MAREVA

    MAREVA: Applied Mathematics: Robotics, Vision, Control systems theory

    MAREVA brings together skills in three different areas of Applied Mathematics: Robotics, Vision and Automation. Indeed, to develop increasingly complex projects, for example in multidisciplinary fields such as surgical robotics or autonomous vehicles, it is important to master the concepts of control theory, filtering, vision, robotics and artificial learning.

    Control Systems Theory is an engineering science that analyzes the properties of dynamic systems to estimate and control them. The apparent diversity of the dynamic systems studied (linear or non-linear differential systems, recurrent systems, discrete event systems, deterministic or random systems), the diversity of their application fields (mechanical, electrical, hydraulic, aerodynamic, physico-chemical, biological economical phenomena ...) and the diversity of control objectives (following reference trajectories, working at the lowest cost, making the system insensitive to certain disturbances and poorly known environments...)  explain the wide range of mathematical tools required for their study (algebra, analysis, differential geometry, topology, probabilities, optimisation...). Faced with this multiple reality, the fundamental concepts of modeling, input/output relationship, controllability and observability, stability, robustness... make the unit of automatic control.
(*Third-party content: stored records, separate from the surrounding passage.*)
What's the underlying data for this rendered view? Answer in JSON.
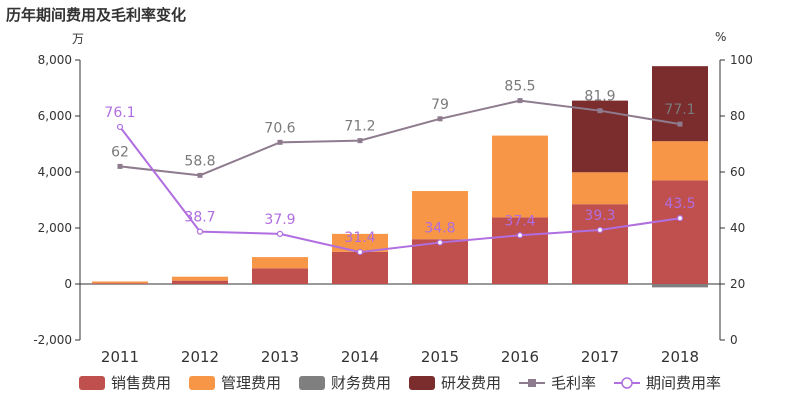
{
  "title": "历年期间费用及毛利率变化",
  "unit_left": "万",
  "unit_right": "%",
  "colors": {
    "sales": "#c0504d",
    "admin": "#f79646",
    "finance": "#7f7f7f",
    "rnd": "#7b2c2c",
    "gross": "#8e7b8e",
    "period": "#b06ee0"
  },
  "chart_data": {
    "type": "bar",
    "categories": [
      "2011",
      "2012",
      "2013",
      "2014",
      "2015",
      "2016",
      "2017",
      "2018"
    ],
    "ylim_left": [
      -2000,
      8000
    ],
    "ylim_right": [
      0,
      100
    ],
    "yticks_left": [
      "-2,000",
      "0",
      "2,000",
      "4,000",
      "6,000",
      "8,000"
    ],
    "yticks_right": [
      "0",
      "20",
      "40",
      "60",
      "80",
      "100"
    ],
    "grid": false,
    "legend_position": "bottom",
    "series": [
      {
        "name": "销售费用",
        "type": "bar",
        "values": [
          30,
          120,
          560,
          1150,
          1600,
          2380,
          2850,
          3700
        ]
      },
      {
        "name": "管理费用",
        "type": "bar",
        "values": [
          60,
          140,
          400,
          640,
          1720,
          2920,
          1140,
          1400
        ]
      },
      {
        "name": "财务费用",
        "type": "bar",
        "values": [
          0,
          0,
          0,
          0,
          0,
          0,
          0,
          -120
        ]
      },
      {
        "name": "研发费用",
        "type": "bar",
        "values": [
          0,
          0,
          0,
          0,
          0,
          0,
          2560,
          2680
        ]
      },
      {
        "name": "毛利率",
        "type": "line",
        "values": [
          62,
          58.8,
          70.6,
          71.2,
          79,
          85.5,
          81.9,
          77.1
        ]
      },
      {
        "name": "期间费用率",
        "type": "line",
        "values": [
          76.1,
          38.7,
          37.9,
          31.4,
          34.8,
          37.4,
          39.3,
          43.5
        ]
      }
    ],
    "gross_labels": [
      "62",
      "58.8",
      "70.6",
      "71.2",
      "79",
      "85.5",
      "81.9",
      "77.1"
    ],
    "period_labels": [
      "76.1",
      "38.7",
      "37.9",
      "31.4",
      "34.8",
      "37.4",
      "39.3",
      "43.5"
    ]
  }
}
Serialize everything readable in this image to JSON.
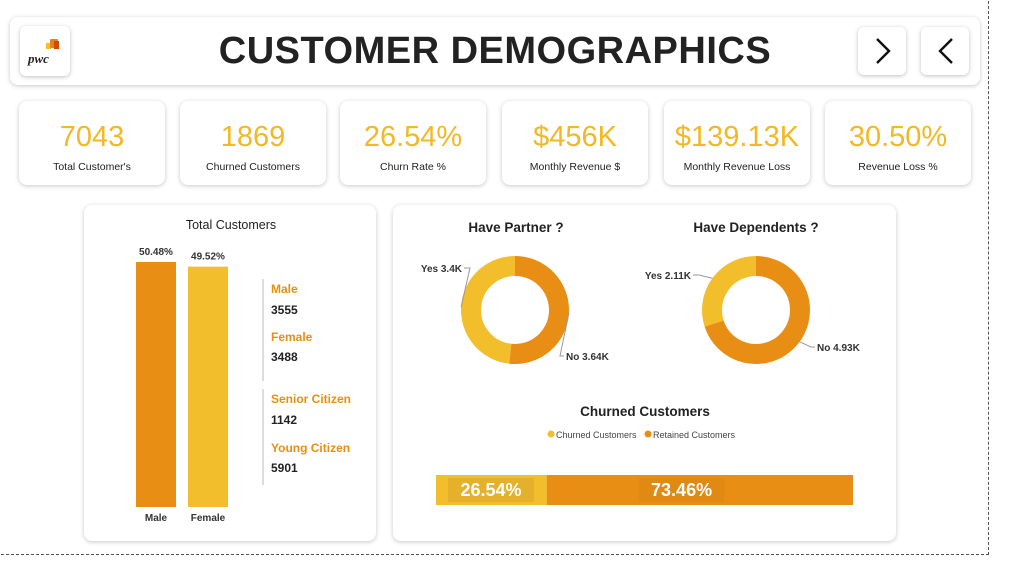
{
  "header": {
    "title": "CUSTOMER DEMOGRAPHICS",
    "logo_text": "pwc",
    "next_icon": "chevron-right-icon",
    "prev_icon": "chevron-left-icon"
  },
  "kpis": [
    {
      "value": "7043",
      "label": "Total Customer's"
    },
    {
      "value": "1869",
      "label": "Churned Customers"
    },
    {
      "value": "26.54%",
      "label": "Churn Rate %"
    },
    {
      "value": "$456K",
      "label": "Monthly Revenue $"
    },
    {
      "value": "$139.13K",
      "label": "Monthly Revenue Loss"
    },
    {
      "value": "30.50%",
      "label": "Revenue Loss %"
    }
  ],
  "colors": {
    "orange": "#e88e14",
    "yellow": "#f3be2b",
    "kpi_text": "#f2b825",
    "label_orange": "#e88e14"
  },
  "side_stats": {
    "male_label": "Male",
    "male_value": "3555",
    "female_label": "Female",
    "female_value": "3488",
    "senior_label": "Senior Citizen",
    "senior_value": "1142",
    "young_label": "Young Citizen",
    "young_value": "5901"
  },
  "chart_data": [
    {
      "type": "bar",
      "title": "Total Customers",
      "categories": [
        "Male",
        "Female"
      ],
      "values": [
        50.48,
        49.52
      ],
      "data_labels": [
        "50.48%",
        "49.52%"
      ],
      "ylim": [
        0,
        50.48
      ]
    },
    {
      "type": "pie",
      "title": "Have Partner ?",
      "labels": [
        "Yes",
        "No"
      ],
      "values": [
        3.4,
        3.64
      ],
      "data_labels": [
        "Yes 3.4K",
        "No 3.64K"
      ]
    },
    {
      "type": "pie",
      "title": "Have Dependents ?",
      "labels": [
        "Yes",
        "No"
      ],
      "values": [
        2.11,
        4.93
      ],
      "data_labels": [
        "Yes 2.11K",
        "No 4.93K"
      ]
    },
    {
      "type": "bar",
      "title": "Churned Customers",
      "series": [
        {
          "name": "Churned Customers",
          "values": [
            26.54
          ]
        },
        {
          "name": "Retained Customers",
          "values": [
            73.46
          ]
        }
      ],
      "data_labels": [
        "26.54%",
        "73.46%"
      ],
      "legend": "top-center"
    }
  ]
}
    A Robotic system is a mechanism with means of perception, reasoning and action that allow it to interact with its environment. Robotics was initially developed in the manufacturing field (manipulator arms for welding, painting, handling, assembly) where it allowed a significant increase in productivity. Beyond the manufacturing activity, robotics has spread to many other fields where the environment is not well known, uncertain or even hostile. This is the case, for example, in agricultural robotics, but also in the fields of nuclear power, autonomous vehicles, space and underwater robotics, not forgetting humanoid robotics. Virtual reality is also addressed, particularly in the framework of man-machine collaboration.
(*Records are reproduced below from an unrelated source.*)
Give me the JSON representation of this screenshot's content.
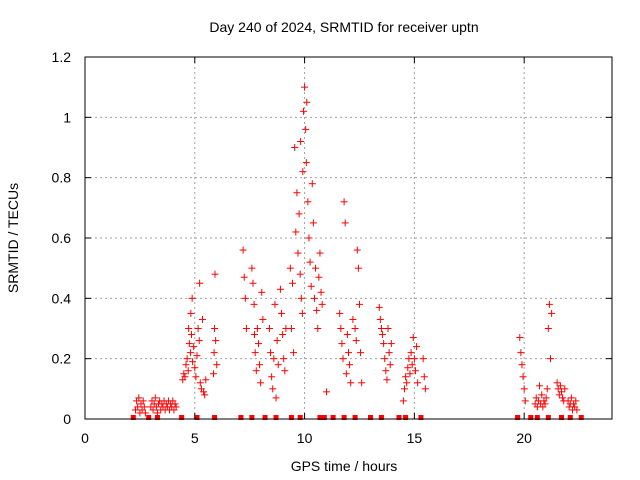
{
  "chart_data": {
    "type": "scatter",
    "title": "Day 240 of 2024, SRMTID for receiver uptn",
    "xlabel": "GPS time / hours",
    "ylabel": "SRMTID / TECUs",
    "xlim": [
      0,
      24
    ],
    "ylim": [
      0,
      1.2
    ],
    "xticks": [
      0,
      5,
      10,
      15,
      20
    ],
    "yticks": [
      0,
      0.2,
      0.4,
      0.6,
      0.8,
      1,
      1.2
    ],
    "xtick_labels": [
      "0",
      "5",
      "10",
      "15",
      "20"
    ],
    "ytick_labels": [
      "0",
      "0.2",
      "0.4",
      "0.6",
      "0.8",
      "1",
      "1.2"
    ],
    "grid": true,
    "marker": "+",
    "series": [
      {
        "name": "SRMTID",
        "color": "#ff0000",
        "points": [
          [
            2.3,
            0.03
          ],
          [
            2.35,
            0.06
          ],
          [
            2.4,
            0.04
          ],
          [
            2.45,
            0.07
          ],
          [
            2.5,
            0.02
          ],
          [
            2.55,
            0.05
          ],
          [
            2.6,
            0.03
          ],
          [
            2.65,
            0.06
          ],
          [
            2.7,
            0.04
          ],
          [
            2.75,
            0.02
          ],
          [
            3.0,
            0.04
          ],
          [
            3.05,
            0.06
          ],
          [
            3.1,
            0.03
          ],
          [
            3.15,
            0.05
          ],
          [
            3.2,
            0.07
          ],
          [
            3.25,
            0.04
          ],
          [
            3.3,
            0.02
          ],
          [
            3.35,
            0.05
          ],
          [
            3.4,
            0.06
          ],
          [
            3.45,
            0.03
          ],
          [
            3.5,
            0.05
          ],
          [
            3.55,
            0.04
          ],
          [
            3.6,
            0.06
          ],
          [
            3.65,
            0.03
          ],
          [
            3.7,
            0.05
          ],
          [
            3.75,
            0.04
          ],
          [
            3.8,
            0.06
          ],
          [
            3.85,
            0.03
          ],
          [
            3.9,
            0.05
          ],
          [
            3.95,
            0.04
          ],
          [
            4.0,
            0.06
          ],
          [
            4.05,
            0.03
          ],
          [
            4.1,
            0.05
          ],
          [
            4.15,
            0.04
          ],
          [
            4.45,
            0.13
          ],
          [
            4.5,
            0.15
          ],
          [
            4.55,
            0.14
          ],
          [
            4.6,
            0.18
          ],
          [
            4.65,
            0.2
          ],
          [
            4.7,
            0.16
          ],
          [
            4.72,
            0.3
          ],
          [
            4.75,
            0.25
          ],
          [
            4.8,
            0.22
          ],
          [
            4.82,
            0.35
          ],
          [
            4.85,
            0.28
          ],
          [
            4.88,
            0.4
          ],
          [
            4.9,
            0.19
          ],
          [
            4.95,
            0.24
          ],
          [
            5.0,
            0.17
          ],
          [
            5.05,
            0.14
          ],
          [
            5.1,
            0.21
          ],
          [
            5.15,
            0.3
          ],
          [
            5.2,
            0.26
          ],
          [
            5.22,
            0.45
          ],
          [
            5.25,
            0.12
          ],
          [
            5.3,
            0.1
          ],
          [
            5.35,
            0.33
          ],
          [
            5.4,
            0.09
          ],
          [
            5.45,
            0.08
          ],
          [
            5.5,
            0.13
          ],
          [
            5.85,
            0.15
          ],
          [
            5.88,
            0.22
          ],
          [
            5.9,
            0.3
          ],
          [
            5.92,
            0.48
          ],
          [
            5.95,
            0.26
          ],
          [
            6.0,
            0.18
          ],
          [
            7.2,
            0.56
          ],
          [
            7.25,
            0.47
          ],
          [
            7.3,
            0.4
          ],
          [
            7.35,
            0.3
          ],
          [
            7.6,
            0.5
          ],
          [
            7.65,
            0.45
          ],
          [
            7.7,
            0.38
          ],
          [
            7.72,
            0.28
          ],
          [
            7.75,
            0.22
          ],
          [
            7.8,
            0.16
          ],
          [
            7.85,
            0.3
          ],
          [
            7.9,
            0.25
          ],
          [
            7.95,
            0.18
          ],
          [
            8.0,
            0.12
          ],
          [
            8.05,
            0.42
          ],
          [
            8.1,
            0.33
          ],
          [
            8.4,
            0.3
          ],
          [
            8.45,
            0.22
          ],
          [
            8.5,
            0.14
          ],
          [
            8.55,
            0.1
          ],
          [
            8.6,
            0.2
          ],
          [
            8.65,
            0.38
          ],
          [
            8.7,
            0.07
          ],
          [
            8.75,
            0.26
          ],
          [
            8.8,
            0.18
          ],
          [
            8.9,
            0.43
          ],
          [
            8.95,
            0.35
          ],
          [
            9.0,
            0.28
          ],
          [
            9.05,
            0.2
          ],
          [
            9.1,
            0.16
          ],
          [
            9.15,
            0.3
          ],
          [
            9.35,
            0.5
          ],
          [
            9.4,
            0.3
          ],
          [
            9.45,
            0.45
          ],
          [
            9.5,
            0.22
          ],
          [
            9.55,
            0.9
          ],
          [
            9.6,
            0.62
          ],
          [
            9.65,
            0.75
          ],
          [
            9.7,
            0.55
          ],
          [
            9.75,
            0.68
          ],
          [
            9.8,
            0.48
          ],
          [
            9.82,
            0.92
          ],
          [
            9.85,
            0.4
          ],
          [
            9.9,
            0.35
          ],
          [
            9.92,
            0.82
          ],
          [
            9.95,
            1.02
          ],
          [
            10.0,
            1.1
          ],
          [
            10.05,
            0.96
          ],
          [
            10.08,
            0.85
          ],
          [
            10.1,
            1.05
          ],
          [
            10.15,
            0.72
          ],
          [
            10.2,
            0.6
          ],
          [
            10.25,
            0.52
          ],
          [
            10.3,
            0.44
          ],
          [
            10.35,
            0.78
          ],
          [
            10.4,
            0.65
          ],
          [
            10.45,
            0.4
          ],
          [
            10.5,
            0.5
          ],
          [
            10.55,
            0.36
          ],
          [
            10.6,
            0.3
          ],
          [
            10.65,
            0.47
          ],
          [
            10.7,
            0.55
          ],
          [
            10.75,
            0.42
          ],
          [
            10.8,
            0.38
          ],
          [
            11.0,
            0.09
          ],
          [
            11.6,
            0.35
          ],
          [
            11.65,
            0.3
          ],
          [
            11.7,
            0.25
          ],
          [
            11.75,
            0.2
          ],
          [
            11.8,
            0.72
          ],
          [
            11.85,
            0.65
          ],
          [
            11.9,
            0.15
          ],
          [
            11.95,
            0.28
          ],
          [
            12.0,
            0.22
          ],
          [
            12.05,
            0.18
          ],
          [
            12.1,
            0.12
          ],
          [
            12.2,
            0.33
          ],
          [
            12.3,
            0.3
          ],
          [
            12.35,
            0.26
          ],
          [
            12.4,
            0.56
          ],
          [
            12.45,
            0.5
          ],
          [
            12.5,
            0.38
          ],
          [
            12.55,
            0.22
          ],
          [
            12.6,
            0.12
          ],
          [
            13.4,
            0.37
          ],
          [
            13.45,
            0.33
          ],
          [
            13.5,
            0.3
          ],
          [
            13.55,
            0.28
          ],
          [
            13.6,
            0.25
          ],
          [
            13.65,
            0.2
          ],
          [
            13.7,
            0.16
          ],
          [
            13.75,
            0.13
          ],
          [
            13.8,
            0.3
          ],
          [
            13.85,
            0.22
          ],
          [
            13.9,
            0.18
          ],
          [
            13.95,
            0.25
          ],
          [
            14.5,
            0.06
          ],
          [
            14.55,
            0.1
          ],
          [
            14.6,
            0.14
          ],
          [
            14.65,
            0.12
          ],
          [
            14.7,
            0.17
          ],
          [
            14.75,
            0.2
          ],
          [
            14.8,
            0.15
          ],
          [
            14.85,
            0.22
          ],
          [
            14.9,
            0.18
          ],
          [
            14.95,
            0.27
          ],
          [
            15.0,
            0.2
          ],
          [
            15.05,
            0.16
          ],
          [
            15.1,
            0.24
          ],
          [
            15.15,
            0.12
          ],
          [
            15.4,
            0.2
          ],
          [
            15.45,
            0.14
          ],
          [
            15.5,
            0.1
          ],
          [
            19.8,
            0.27
          ],
          [
            19.85,
            0.22
          ],
          [
            19.9,
            0.18
          ],
          [
            19.95,
            0.14
          ],
          [
            20.0,
            0.1
          ],
          [
            20.05,
            0.06
          ],
          [
            20.5,
            0.05
          ],
          [
            20.55,
            0.07
          ],
          [
            20.6,
            0.04
          ],
          [
            20.65,
            0.06
          ],
          [
            20.7,
            0.11
          ],
          [
            20.75,
            0.05
          ],
          [
            20.8,
            0.08
          ],
          [
            20.85,
            0.04
          ],
          [
            20.9,
            0.06
          ],
          [
            20.95,
            0.05
          ],
          [
            21.0,
            0.07
          ],
          [
            21.05,
            0.1
          ],
          [
            21.1,
            0.3
          ],
          [
            21.15,
            0.38
          ],
          [
            21.2,
            0.2
          ],
          [
            21.25,
            0.35
          ],
          [
            21.5,
            0.12
          ],
          [
            21.55,
            0.1
          ],
          [
            21.6,
            0.08
          ],
          [
            21.65,
            0.11
          ],
          [
            21.7,
            0.09
          ],
          [
            21.75,
            0.07
          ],
          [
            21.8,
            0.06
          ],
          [
            21.85,
            0.1
          ],
          [
            22.0,
            0.06
          ],
          [
            22.05,
            0.04
          ],
          [
            22.1,
            0.05
          ],
          [
            22.15,
            0.07
          ],
          [
            22.2,
            0.03
          ],
          [
            22.25,
            0.05
          ],
          [
            22.3,
            0.04
          ],
          [
            22.35,
            0.06
          ],
          [
            22.4,
            0.03
          ]
        ],
        "zero_markers": [
          2.2,
          2.9,
          3.3,
          4.4,
          5.1,
          5.9,
          7.1,
          7.6,
          8.2,
          8.7,
          9.4,
          9.8,
          10.7,
          10.9,
          11.3,
          11.8,
          12.3,
          13.0,
          13.5,
          14.3,
          14.6,
          15.3,
          19.7,
          20.3,
          20.6,
          21.1,
          21.7,
          22.1,
          22.6
        ]
      }
    ]
  }
}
    Artificial vision is now experiencing a great expansion. On the one hand, we are witnessing the appearance of increasingly sophisticated acquisition systems, producing images of increasing resolution, hyper-spectral data and unstructured 3D point clouds among others. On the other hand, the success of deep learning has opened up new methodological and application perspectives. These methods are combined with so-called "classical" techniques, such as mathematical morphology, offering better interpretability, and which remain necessary in situations where annotated data are scarce. The fields of application of vision are extremely broad: genomics, biomedicine, industrial control, materials, multimedia, robotics ... Examples from these wide application domains illustrate the studied concepts and allow a full understanding of the notions introduced in class.
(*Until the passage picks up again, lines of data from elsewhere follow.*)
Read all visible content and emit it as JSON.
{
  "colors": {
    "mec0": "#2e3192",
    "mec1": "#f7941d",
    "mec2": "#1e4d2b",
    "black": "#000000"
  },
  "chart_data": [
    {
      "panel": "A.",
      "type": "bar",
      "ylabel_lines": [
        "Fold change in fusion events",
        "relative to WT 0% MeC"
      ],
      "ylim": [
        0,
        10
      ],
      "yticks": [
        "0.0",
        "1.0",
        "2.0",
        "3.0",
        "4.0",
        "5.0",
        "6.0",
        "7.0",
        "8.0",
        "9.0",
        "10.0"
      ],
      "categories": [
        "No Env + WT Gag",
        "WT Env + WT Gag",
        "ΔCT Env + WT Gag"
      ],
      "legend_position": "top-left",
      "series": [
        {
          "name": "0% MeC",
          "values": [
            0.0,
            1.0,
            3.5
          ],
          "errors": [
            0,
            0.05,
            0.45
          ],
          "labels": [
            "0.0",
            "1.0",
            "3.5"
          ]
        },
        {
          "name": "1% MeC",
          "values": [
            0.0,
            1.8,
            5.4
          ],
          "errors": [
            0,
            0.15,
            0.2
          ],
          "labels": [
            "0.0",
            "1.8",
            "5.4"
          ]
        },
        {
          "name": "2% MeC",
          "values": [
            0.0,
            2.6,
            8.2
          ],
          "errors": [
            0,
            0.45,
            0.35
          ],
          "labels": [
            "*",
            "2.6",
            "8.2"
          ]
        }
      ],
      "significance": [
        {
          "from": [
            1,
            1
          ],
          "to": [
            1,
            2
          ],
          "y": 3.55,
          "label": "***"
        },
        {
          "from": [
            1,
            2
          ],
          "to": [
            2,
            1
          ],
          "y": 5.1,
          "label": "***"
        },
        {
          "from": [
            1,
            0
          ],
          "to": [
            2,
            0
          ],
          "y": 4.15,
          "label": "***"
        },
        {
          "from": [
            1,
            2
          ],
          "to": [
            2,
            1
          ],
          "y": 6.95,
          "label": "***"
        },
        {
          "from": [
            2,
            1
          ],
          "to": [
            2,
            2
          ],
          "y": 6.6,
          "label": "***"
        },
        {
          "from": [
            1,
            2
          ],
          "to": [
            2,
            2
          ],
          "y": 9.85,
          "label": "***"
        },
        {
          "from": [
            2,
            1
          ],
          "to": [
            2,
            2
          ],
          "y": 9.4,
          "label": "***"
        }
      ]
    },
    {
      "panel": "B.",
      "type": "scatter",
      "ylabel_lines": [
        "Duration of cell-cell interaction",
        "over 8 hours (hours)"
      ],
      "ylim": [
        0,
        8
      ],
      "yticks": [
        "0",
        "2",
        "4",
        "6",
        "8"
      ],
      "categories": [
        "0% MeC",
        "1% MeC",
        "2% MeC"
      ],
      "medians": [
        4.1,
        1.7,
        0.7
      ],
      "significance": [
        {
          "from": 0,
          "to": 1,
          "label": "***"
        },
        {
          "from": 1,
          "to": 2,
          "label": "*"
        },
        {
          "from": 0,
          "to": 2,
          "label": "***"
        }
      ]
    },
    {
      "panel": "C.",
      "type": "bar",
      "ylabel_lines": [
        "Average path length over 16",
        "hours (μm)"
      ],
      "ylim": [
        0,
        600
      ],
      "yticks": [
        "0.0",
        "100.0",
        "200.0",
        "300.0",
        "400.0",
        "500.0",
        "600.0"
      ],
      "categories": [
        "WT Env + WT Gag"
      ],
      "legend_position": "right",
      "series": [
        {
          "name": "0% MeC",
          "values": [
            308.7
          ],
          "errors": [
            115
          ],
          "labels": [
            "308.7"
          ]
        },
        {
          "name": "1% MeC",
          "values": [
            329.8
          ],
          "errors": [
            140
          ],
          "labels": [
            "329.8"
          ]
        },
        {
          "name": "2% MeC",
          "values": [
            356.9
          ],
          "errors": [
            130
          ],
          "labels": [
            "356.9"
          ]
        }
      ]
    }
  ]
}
    The MAREVA option thus brings together the main scientific fields of engineering sciences: mechanics and more generally physics for the modelling of the studied systems, automation for trajectory planning and open or closed loop control, electronics for the implementation of real-time controllers and instrumentation, computer science for the processing of sensor data and programming languages, computer vision and learning techniques for interpreting reality.